Though prices have been falling for the past year and seemed to be near reaching a bottom, the most current figures show that real estate in Atlanta is not quite out of the woods yet. In September, according the Atlanta Journal-Constitution, sales volume in the city was down by 4% year over year, despite being up nationally as many buyers are lured back into the market by low prices and incentives for a government program that grants tax rebates of up to $8,000 to many homebuyers.
The median sales price in Atlanta was also down , this by 13% year over year. There are many reasons that can be attributed to Atlanta's lag in catching up with the national improvement, foremost of which could be its still double-digit unemployment rate. Seven other major cities also reported falls in sales volume from 2008 figures.

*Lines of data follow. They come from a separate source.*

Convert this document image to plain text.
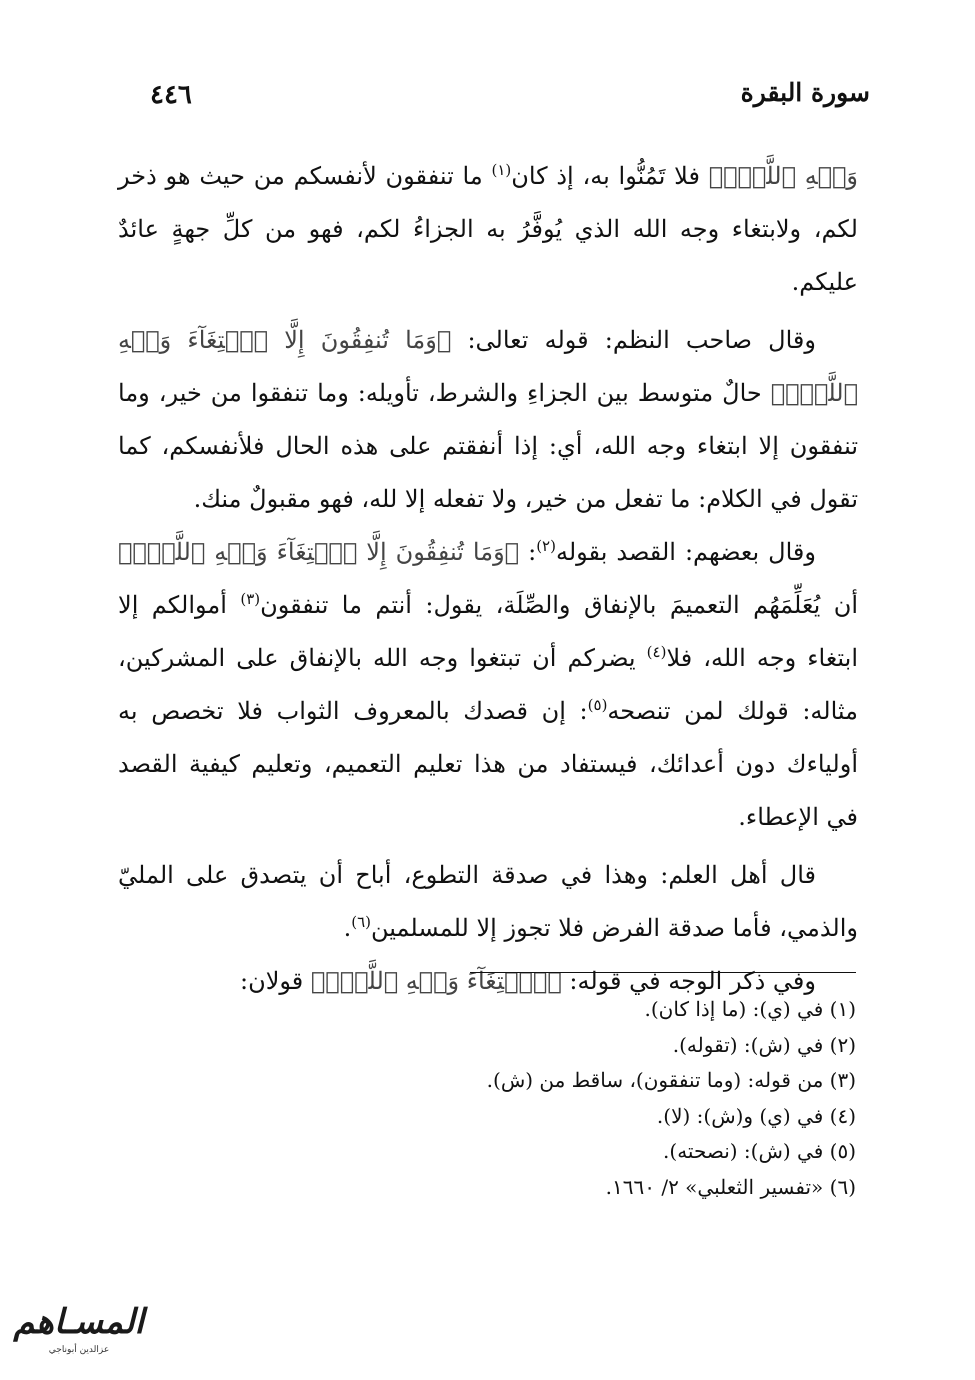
سورة البقرة
٤٤٦

وَجۡهِ ٱللَّهِۚ﴾ فلا تَمُنُّوا به، إذ كان$^{(١)}$ ما تنفقون لأنفسكم من حيث هو ذخر لكم، ولابتغاء وجه الله الذي يُوفَّرُ به الجزاءُ لكم، فهو من كلِّ جهةٍ عائدٌ عليكم.

وقال صاحب النظم: قوله تعالى: ﴿وَمَا تُنفِقُونَ إِلَّا ٱبۡتِغَآءَ وَجۡهِ ٱللَّهِۚ﴾ حالٌ متوسط بين الجزاءِ والشرط، تأويله: وما تنفقوا من خير، وما تنفقون إلا ابتغاء وجه الله، أي: إذا أنفقتم على هذه الحال فلأنفسكم، كما تقول في الكلام: ما تفعل من خير، ولا تفعله إلا لله، فهو مقبولٌ منك.

وقال بعضهم: القصد بقوله$^{(٢)}$: ﴿وَمَا تُنفِقُونَ إِلَّا ٱبۡتِغَآءَ وَجۡهِ ٱللَّهِۚ﴾ أن يُعَلِّمَهُم التعميمَ بالإنفاق والصِّلَة، يقول: أنتم ما تنفقون$^{(٣)}$ أموالكم إلا ابتغاء وجه الله، فلا$^{(٤)}$ يضركم أن تبتغوا وجه الله بالإنفاق على المشركين، مثاله: قولك لمن تنصحه$^{(٥)}$: إن قصدك بالمعروف الثواب فلا تخصص به أولياءك دون أعدائك، فيستفاد من هذا تعليم التعميم، وتعليم كيفية القصد في الإعطاء.

قال أهل العلم: وهذا في صدقة التطوع، أباح أن يتصدق على المليّ والذمي، فأما صدقة الفرض فلا تجوز إلا للمسلمين$^{(٦)}$.

وفي ذكر الوجه في قوله: ﴿ٱبۡتِغَآءَ وَجۡهِ ٱللَّهِۚ﴾ قولان:

(١) في (ي): (ما إذا كان).
(٢) في (ش): (تقوله).
(٣) من قوله: (وما تنفقون)، ساقط من (ش).
(٤) في (ي) و(ش): (لا).
(٥) في (ش): (نصحته).
(٦) «تفسير الثعلبي» ٢/ ١٦٦٠.
المسـاهم
عزالدين أبوناجي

But local realtors caution not to read too heavily into the most recent data, noting that September 2008 could have been particularly strong for an unknown reason, and reminding those looking for homes for sale in Atlanta that these cycles can fluctuate wildly from month to month. Roger Tutterow, professor of economics at Mercer University's Stetson School of Business, told the AJC, “I just can’t image Atlanta is that far out of whack with what is actually happening nationally. I would caution us not to read too much into one month’s data.”